Jason Puncheon was gutted not to have made the starting lineup. He didn’t take too long to remind his boss that he might have made the wrong call. On as a last gasp substitute, Puncheon looped a corner past the waiting crowd in the box; Joel Ward retrieved it and sent it back from whence it came. Puncheon was waiting; he controlled the ball with his first touch and smashed it into the roof of the net with his second.
It was typical of United’s performances this season. 70-80% possession and then they are a goal down. So many games have petered out in this way. Fortunately, for the United fans, this one was different. Three minutes later and Rooney drove deep into the box, chipped the ball to the far post; Fellaini chested it down, and Juan Mata volleyed the ball through Ward’s legs to creep into the back of the net.
At last, we had a cup final.
United controlled the extra 30-minutes in the same way they had managed the 90 that passed before. Chris Smalling did his best to try and change that by becoming the fourth man to be sent off in an FA Cup Final after a quite ridiculous and amateurish rugby tackle on Yannick Bolasie, but United had one moment of magic left in them.

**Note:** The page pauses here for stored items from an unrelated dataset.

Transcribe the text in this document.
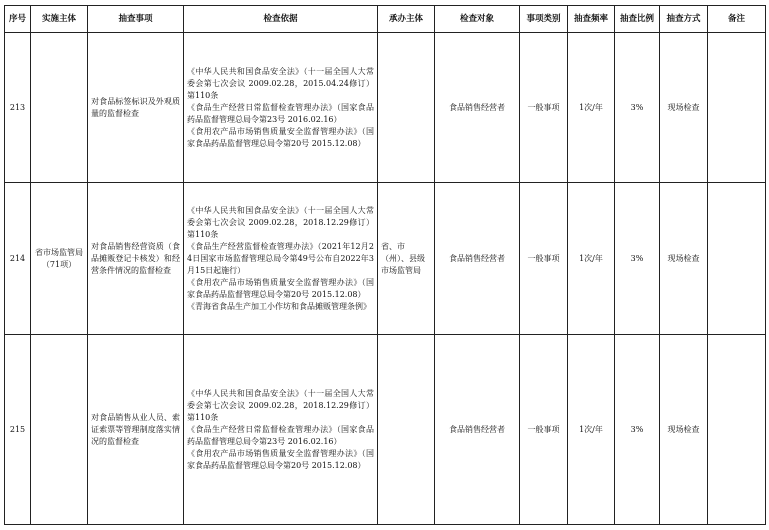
序号	实施主体	抽查事项	检查依据	承办主体	检查对象	事项类别	抽查频率	抽查比例	抽查方式	备注
213		对食品标签标识及外观质量的监督检查	《中华人民共和国食品安全法》（十一届全国人大常委会第七次会议 2009.02.28，2015.04.24修订）第110条

《食品生产经营日常监督检查管理办法》（国家食品药品监督管理总局令第23号 2016.02.16）

《食用农产品市场销售质量安全监督管理办法》（国家食品药品监督管理总局令第20号 2015.12.08）		食品销售经营者	一般事项	1次/年	3%	现场检查	
214	省市场监管局（71项）	对食品销售经营资质（食品摊贩登记卡核发）和经营条件情况的监督检查	《中华人民共和国食品安全法》（十一届全国人大常委会第七次会议 2009.02.28，2018.12.29修订）第110条

《食品生产经营监督检查管理办法》（2021年12月24日国家市场监督管理总局令第49号公布自2022年3月15日起施行）

《食用农产品市场销售质量安全监督管理办法》（国家食品药品监督管理总局令第20号 2015.12.08）

《青海省食品生产加工小作坊和食品摊贩管理条例》	省、市（州）、县级市场监管局	食品销售经营者	一般事项	1次/年	3%	现场检查	
215		对食品销售从业人员、索证索票等管理制度落实情况的监督检查	《中华人民共和国食品安全法》（十一届全国人大常委会第七次会议 2009.02.28，2018.12.29修订）第110条

《食品生产经营日常监督检查管理办法》（国家食品药品监督管理总局令第23号 2016.02.16）

《食用农产品市场销售质量安全监督管理办法》（国家食品药品监督管理总局令第20号 2015.12.08）		食品销售经营者	一般事项	1次/年	3%	现场检查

With United losing their last four penalty shoot-outs, and Palace their last three – neither team must have been licking their lips over that potential outcome. Then with 10-minutes of time remaining, Antonio Valencia made a rare sprint into the Palace area. The ball bobbled off a Palace defender and Jesse Lingard smashed home the winner with a goal worthy of winning any competition.
It was a sweet moment for Lingard. Overlooked for the Euro 2016 squad and a starting berth in the FA Cup Final. A stark contrast compared to his colleagues Marcus Rashford and Anthony Martial. It was a reminder of the important role he has played in moving the ball forward when so many want to go back.
In the end, it was the right result. Both sides were negative. Both were weak. Both were poor. But United did try to win it. Palace set out to get lucky from the beginning, and it nearly worked.
26-years ago a certain Sir Alex Ferguson won the FA Cup when his United side defeated Crystal Palace at Wembley. It was his first trophy in English football. By all accounts if he hadn’t won he would have been sacked. You don’t need me to tell you what happened next in that grand tale.
And Van Gaal?
He lost his job way before this game even kicked off.
Win or lose he was out.
He knew it.
We knew it.
And according to Sky Sports, Jose Mourinho knew it.